One of the first geography lessons I learnt in school was – India has (only) three seasons:
- Monsoon / Rainy – from June to September
- Winter – from October to January
- Summer – from February to May
MONSOON / RAINY:
I never liked the rainy season much. Going back to school after 2 full months of absolute freedom has been one of the most painful parts of my childhood. The overcast weather would add to the gloom. To make matters worse, the playground was out of bounds for two of our most favorite activities – playing and having lunch. The misery continued at home as well since I couldn’t play “gully cricket” – one of the most important skills of Indian kids. Staying indoors both in school and at home was something I simply hated. However, things were completely different in the military school where it would be business as usual irrespective of how heavily it rained. I still remember sweating it out in the rains!!! Once a responsible, salaried young man, I did do a few monsoon treks and motorcycle rides but I would like to remember them as nothing more than “experiences”. I could never really relate to the idea of trekking to a peak or visiting a new place just to find it engulfed in fog and monsoon clouds. Of course there are no two ways about how important the rains are to India!! But, to me, they will always be the bitter pill that needs to be gulped down.
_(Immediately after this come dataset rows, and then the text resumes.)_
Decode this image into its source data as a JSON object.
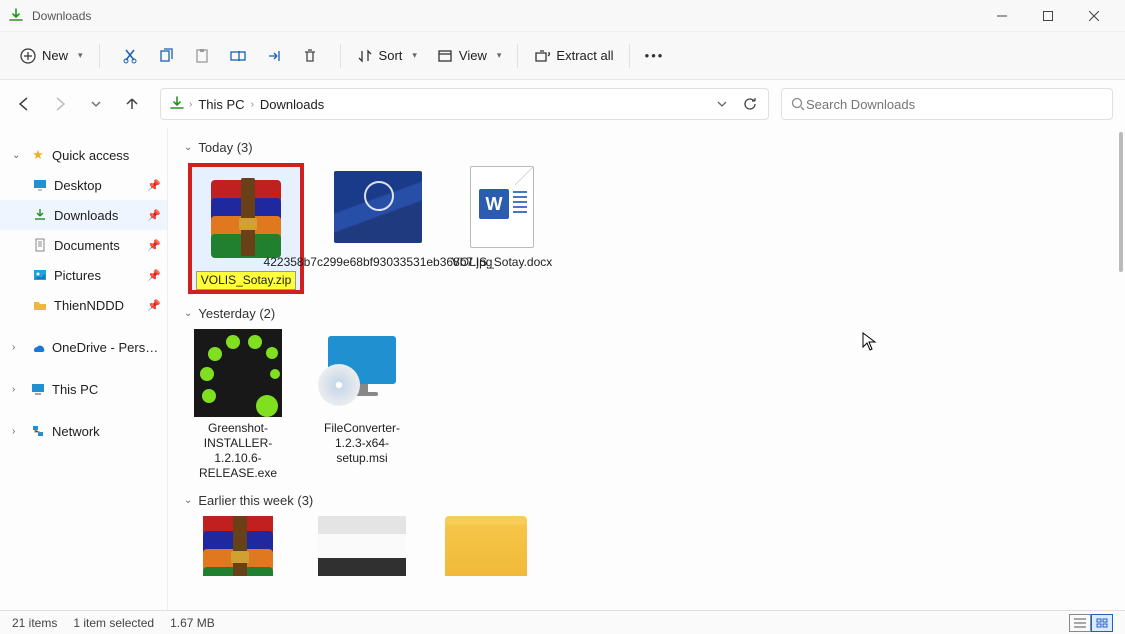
{
  "window": {
    "title": "Downloads"
  },
  "toolbar": {
    "new": "New",
    "sort": "Sort",
    "view": "View",
    "extract_all": "Extract all"
  },
  "breadcrumb": {
    "root": "This PC",
    "current": "Downloads"
  },
  "search": {
    "placeholder": "Search Downloads"
  },
  "sidebar": {
    "quick_access": "Quick access",
    "desktop": "Desktop",
    "downloads": "Downloads",
    "documents": "Documents",
    "pictures": "Pictures",
    "thiennddd": "ThienNDDD",
    "onedrive": "OneDrive - Personal",
    "thispc": "This PC",
    "network": "Network"
  },
  "groups": {
    "today": {
      "label": "Today (3)"
    },
    "yesterday": {
      "label": "Yesterday (2)"
    },
    "earlier_week": {
      "label": "Earlier this week (3)"
    }
  },
  "files": {
    "today": [
      {
        "name": "VOLIS_Sotay.zip"
      },
      {
        "name": "422358b7c299e68bf93033531eb368b7.jpg"
      },
      {
        "name": "VOLIS_Sotay.docx"
      }
    ],
    "yesterday": [
      {
        "name": "Greenshot-INSTALLER-1.2.10.6-RELEASE.exe"
      },
      {
        "name": "FileConverter-1.2.3-x64-setup.msi"
      }
    ]
  },
  "status": {
    "count": "21 items",
    "selected": "1 item selected",
    "size": "1.67 MB"
  }
}
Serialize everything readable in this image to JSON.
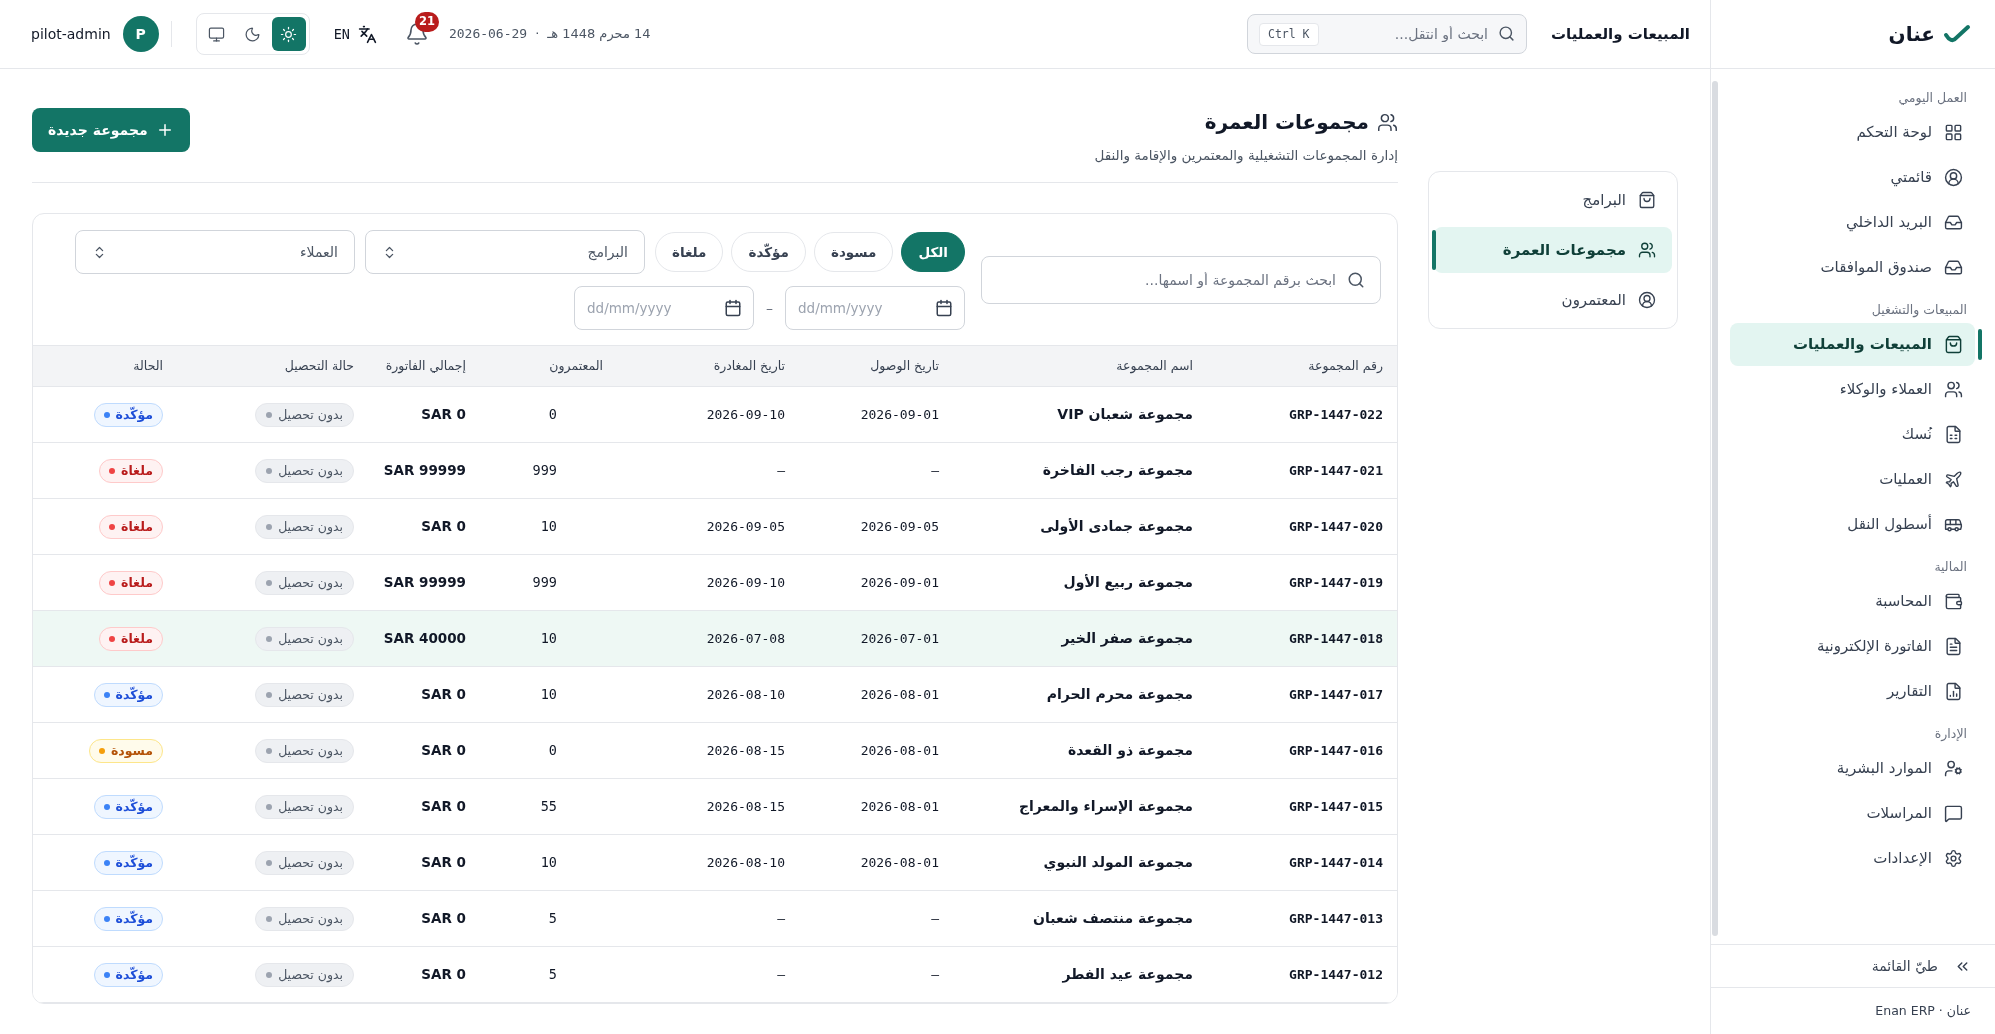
{
  "brand": {
    "name": "عنان"
  },
  "topbar": {
    "title": "المبيعات والعمليات",
    "search": {
      "placeholder": "ابحث أو انتقل...",
      "shortcut": "Ctrl K"
    },
    "hijri_date": "14 محرم 1448 هـ",
    "date_separator": "·",
    "gregorian_date": "2026-06-29",
    "notifications": "21",
    "language": "EN",
    "theme_options": [
      {
        "kind": "light",
        "selected": true
      },
      {
        "kind": "dark",
        "selected": false
      },
      {
        "kind": "system",
        "selected": false
      }
    ],
    "user": {
      "initial": "P",
      "name": "pilot-admin"
    }
  },
  "sidebar": {
    "sections": [
      {
        "title": "العمل اليومي",
        "items": [
          {
            "label": "لوحة التحكم",
            "selected": false
          },
          {
            "label": "قائمتي",
            "selected": false
          },
          {
            "label": "البريد الداخلي",
            "selected": false
          },
          {
            "label": "صندوق الموافقات",
            "selected": false
          }
        ]
      },
      {
        "title": "المبيعات والتشغيل",
        "items": [
          {
            "label": "المبيعات والعمليات",
            "selected": true
          },
          {
            "label": "العملاء والوكلاء",
            "selected": false
          },
          {
            "label": "نُسك",
            "selected": false
          },
          {
            "label": "العمليات",
            "selected": false
          },
          {
            "label": "أسطول النقل",
            "selected": false
          }
        ]
      },
      {
        "title": "المالية",
        "items": [
          {
            "label": "المحاسبة",
            "selected": false
          },
          {
            "label": "الفاتورة الإلكترونية",
            "selected": false
          },
          {
            "label": "التقارير",
            "selected": false
          }
        ]
      },
      {
        "title": "الإدارة",
        "items": [
          {
            "label": "الموارد البشرية",
            "selected": false
          },
          {
            "label": "المراسلات",
            "selected": false
          },
          {
            "label": "الإعدادات",
            "selected": false
          }
        ]
      }
    ],
    "collapse": "طيّ القائمة",
    "footer": "عنان · Enan ERP"
  },
  "subnav": [
    {
      "label": "البرامج",
      "selected": false
    },
    {
      "label": "مجموعات العمرة",
      "selected": true
    },
    {
      "label": "المعتمرون",
      "selected": false
    }
  ],
  "page": {
    "title": "مجموعات العمرة",
    "subtitle": "إدارة المجموعات التشغيلية والمعتمرين والإقامة والنقل",
    "new_button": "مجموعة جديدة"
  },
  "filters": {
    "search": {
      "placeholder": "ابحث برقم المجموعة أو اسمها..."
    },
    "status_chips": [
      {
        "label": "الكل",
        "selected": true
      },
      {
        "label": "مسودة",
        "selected": false
      },
      {
        "label": "مؤكّدة",
        "selected": false
      },
      {
        "label": "ملغاة",
        "selected": false
      }
    ],
    "selects": [
      {
        "value": "البرامج"
      },
      {
        "value": "العملاء"
      }
    ],
    "date_from": {
      "placeholder": "dd/mm/yyyy"
    },
    "date_separator": "–",
    "date_to": {
      "placeholder": "dd/mm/yyyy"
    }
  },
  "table": {
    "columns": [
      "رقم المجموعة",
      "اسم المجموعة",
      "تاريخ الوصول",
      "تاريخ المغادرة",
      "المعتمرون",
      "إجمالي الفاتورة",
      "حالة التحصيل",
      "الحالة"
    ],
    "rows": [
      {
        "code": "GRP-1447-022",
        "name": "مجموعة شعبان VIP",
        "arrival": "2026-09-01",
        "departure": "2026-09-10",
        "pilgrims": "0",
        "invoice": "SAR 0",
        "collection": "بدون تحصيل",
        "status": "مؤكّدة",
        "kind": "confirmed",
        "selected": false
      },
      {
        "code": "GRP-1447-021",
        "name": "مجموعة رجب الفاخرة",
        "arrival": "–",
        "departure": "–",
        "pilgrims": "999",
        "invoice": "SAR 99999",
        "collection": "بدون تحصيل",
        "status": "ملغاة",
        "kind": "cancelled",
        "selected": false
      },
      {
        "code": "GRP-1447-020",
        "name": "مجموعة جمادى الأولى",
        "arrival": "2026-09-05",
        "departure": "2026-09-05",
        "pilgrims": "10",
        "invoice": "SAR 0",
        "collection": "بدون تحصيل",
        "status": "ملغاة",
        "kind": "cancelled",
        "selected": false
      },
      {
        "code": "GRP-1447-019",
        "name": "مجموعة ربيع الأول",
        "arrival": "2026-09-01",
        "departure": "2026-09-10",
        "pilgrims": "999",
        "invoice": "SAR 99999",
        "collection": "بدون تحصيل",
        "status": "ملغاة",
        "kind": "cancelled",
        "selected": false
      },
      {
        "code": "GRP-1447-018",
        "name": "مجموعة صفر الخير",
        "arrival": "2026-07-01",
        "departure": "2026-07-08",
        "pilgrims": "10",
        "invoice": "SAR 40000",
        "collection": "بدون تحصيل",
        "status": "ملغاة",
        "kind": "cancelled",
        "selected": true
      },
      {
        "code": "GRP-1447-017",
        "name": "مجموعة محرم الحرام",
        "arrival": "2026-08-01",
        "departure": "2026-08-10",
        "pilgrims": "10",
        "invoice": "SAR 0",
        "collection": "بدون تحصيل",
        "status": "مؤكّدة",
        "kind": "confirmed",
        "selected": false
      },
      {
        "code": "GRP-1447-016",
        "name": "مجموعة ذو القعدة",
        "arrival": "2026-08-01",
        "departure": "2026-08-15",
        "pilgrims": "0",
        "invoice": "SAR 0",
        "collection": "بدون تحصيل",
        "status": "مسودة",
        "kind": "draft",
        "selected": false
      },
      {
        "code": "GRP-1447-015",
        "name": "مجموعة الإسراء والمعراج",
        "arrival": "2026-08-01",
        "departure": "2026-08-15",
        "pilgrims": "55",
        "invoice": "SAR 0",
        "collection": "بدون تحصيل",
        "status": "مؤكّدة",
        "kind": "confirmed",
        "selected": false
      },
      {
        "code": "GRP-1447-014",
        "name": "مجموعة المولد النبوي",
        "arrival": "2026-08-01",
        "departure": "2026-08-10",
        "pilgrims": "10",
        "invoice": "SAR 0",
        "collection": "بدون تحصيل",
        "status": "مؤكّدة",
        "kind": "confirmed",
        "selected": false
      },
      {
        "code": "GRP-1447-013",
        "name": "مجموعة منتصف شعبان",
        "arrival": "–",
        "departure": "–",
        "pilgrims": "5",
        "invoice": "SAR 0",
        "collection": "بدون تحصيل",
        "status": "مؤكّدة",
        "kind": "confirmed",
        "selected": false
      },
      {
        "code": "GRP-1447-012",
        "name": "مجموعة عيد الفطر",
        "arrival": "–",
        "departure": "–",
        "pilgrims": "5",
        "invoice": "SAR 0",
        "collection": "بدون تحصيل",
        "status": "مؤكّدة",
        "kind": "confirmed",
        "selected": false
      }
    ]
  }
}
The summers have always been associated with final exams, results and enjoying the “long vacations”. Though I missed the school playground, I would make up for it by playing gully cricket all day long. The increased day light was an added advantage of the summers. However, the scorching afternoons gave the mothers a chance to free their vocal chords and stop us from venturing out. So we had to make do with some board games or cards. But even that came with a rider of keeping noise levels to the minimum so that the “grow-ups” could enjoy their siestas. Of course, the tropical Indian summer is incomplete without the mention of “mangoes”. Of late, I also associate summers with some amazing night drives to Lonavla – the only way to quite literally beat the heat!! However, the scarcity of water in most parts of India is a striking feature of the summer and therefore not quite the season of choice for travelers.
Sandwiched between the rains and the scorching heat have been the pleasant winters. With the monsoons just gone by, there is ample greenery everywhere. With all water sources sufficiently stocked, there is a sense of fulfillment and satisfaction. As the sun shifts its focus to the southern hemisphere, there is just the right amount of warmth throughout the day. All the extra-curricular activities of school life like Annual Day and Sports Day, were conducted during these times. Watching the early morning sun pierce through the blanket of fog as I cycled to school and the family get-togethers around bornfires at night are some of the fondest memories of my childhood. Learning to run in a group without crashing into one another in pitch darkness and wearing not-so-white vests under sweaters are some candid memories of the winters in military school.
There’s something very assuring about the tropical winters – they are generally sobre, pleasant and don’t throw many surprises. It’s the time when farmers celebrate the good harvest of the kharif season. Cricket, the religion that unites most Indians, starts in October. The biggest festival in India, Diwali, is celebrated during this time of the year. It’s also during this time of the year when a huge variety of migratory birds flock the entire expanse of the country, adding some very vibrant colors and soothing sounds to the already pleasant atmosphere.
Having experienced all the three seasons of India for a sufficiently long period now, I am more than convinced that I absolutely love the winters and everything that comes with it. Some of my most satisfying treks, motorcycle tours and drives have been during the winters. It is now that I realize it is the law of nature to pursue and seek perfect balance. And to me, nothing symbolizes balance better than the tropical winters!!!
One thought on “The Wonderful Winters of Tropical India”
So well written…as always. The bonfires memory always bring a smile and a warm feeling about our childhood.